Die Schwarze Kirche — gotische Dominante von Brașov
Nur wenige Schritte vom Piața Sfatului entfernt erhebt sich die Schwarze Kirche (Biserica Neagră) — die größte gotische Kirche Südosteuropas. Ihr Bau begann im Jahr 1385 und erstreckte sich über zwei Jahrhunderte. Der 67 Meter hohe Turm dominiert die Stadtsilhouette, und die schwarze Fassade ist Folge jenes Brands von 1689, der das gesamte Brașov veränderte. Im Inneren befindet sich eine einzigartige Sammlung osmanischer Teppiche und eine Orgel aus dem 17. Jahrhundert, doch schon vom Platz aus vermittelt die Silhouette der Kirche das Gefühl, dass die Zeit hier stehen geblieben ist.
Die Drachenlegenden am Berg Tâmpa
Der Berg Tâmpa ist fast vollständig von der Stadt umschlossen und von jedem Punkt des alten Brașov sichtbar. Der Legende nach lebte in einer Höhle an seinem Hang ein böser Drache, der Kinder fraß. Ein Held, der sich als Baby ausgab, tötete das Ungeheuer, und seitdem ist der Berg zum Symbol der Stadt geworden. Heute kann man die Spitze in weniger als drei Minuten mit der Seilbahn erreichen — vom Chalet Casa Pădurarului bis zum Restaurant Panoramic eröffnet sich ein Panorama, das den Atem raubt.
Modernes Brașov: touristisches Mekka Siebenbürgens
Brașov wurde 2024 zum zweiten beliebtesten Reiseziel Rumäniens und verzeichnete etwa 491.300 Besucher. Die Stadt lockt nicht nur mit den Skipisten von Poiana Brașov, sondern auch mit der mittelalterlichen Atmosphäre der Altstadt.
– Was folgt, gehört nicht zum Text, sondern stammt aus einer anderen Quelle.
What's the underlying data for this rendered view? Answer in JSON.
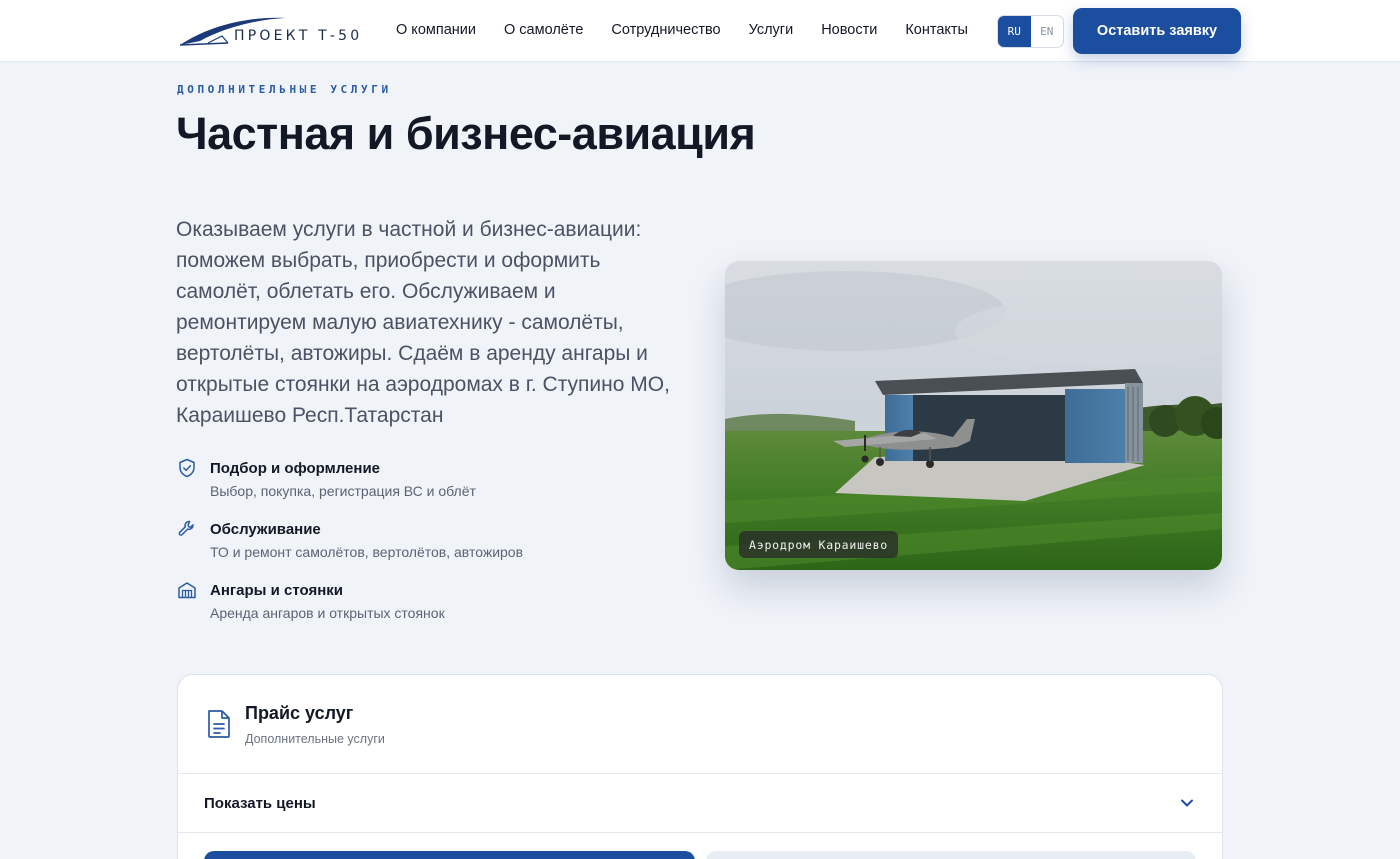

Der Piața Sfatului ist eine Fußgängerzone, in der Straßenmusiker vor barocken Fassaden spielen und der Duft von Kaffee sich mit dem Geruch frischer Backwaren aus den umliegenden Cafés vermischt.
Unterirdische Geheimnisse des Platzes
Unter dem Platz verbirgt sich ein Netzwerk mittelalterlicher Tunnel, die historisch als militärische Unterschlupfe dienten. Heute sind die unterirdischen Kammern für die Öffentlichkeit zugänglich — Besucher erhalten am Eingang eine Karte, und die Tunnel sind mit moderner Beleuchtung ausgestattet. Eine Reise in die Tiefe der Jahrhunderte, wo jeder Korridor zu einer neuen Geschichte über die sächsischen Verteidiger der Stadt führt.
Was man auf der Webcam sehen kann
Diese Webcam in Echtzeit zeigt den Piața Sfatului im Herzen von Brașov. Im Bildrahmen — das Casa Sfatului mit seiner Barockfassade, umgeben von bunten Kaufmannshäusern mit Ziegeldächen. Die Kamera erfasst die Fußgängerzone, in der Touristen zwischen Cafés und Souvenirläden schlendern. Im Hintergrund sind die Silhouette der Schwarzen Kirche und die grünen Hänge des Berges Tâmpa zu erkennen. Tagsüber brodelt das Leben — Straßenkünstler, Reisegruppen, Anwohner, die eilig ihren Geschägen nachgehen. Abend verwandelt sich der Platz: Die Fassadenbeleuchtung wird eingeschaltet, und die mittelalterliche Architektur wirkt besonders dramatisch. Das ist eine Live-Webcam — Ihr Fenster in ein siebenbürgisches Märchen, ohne einen Koffer packen zu müssen.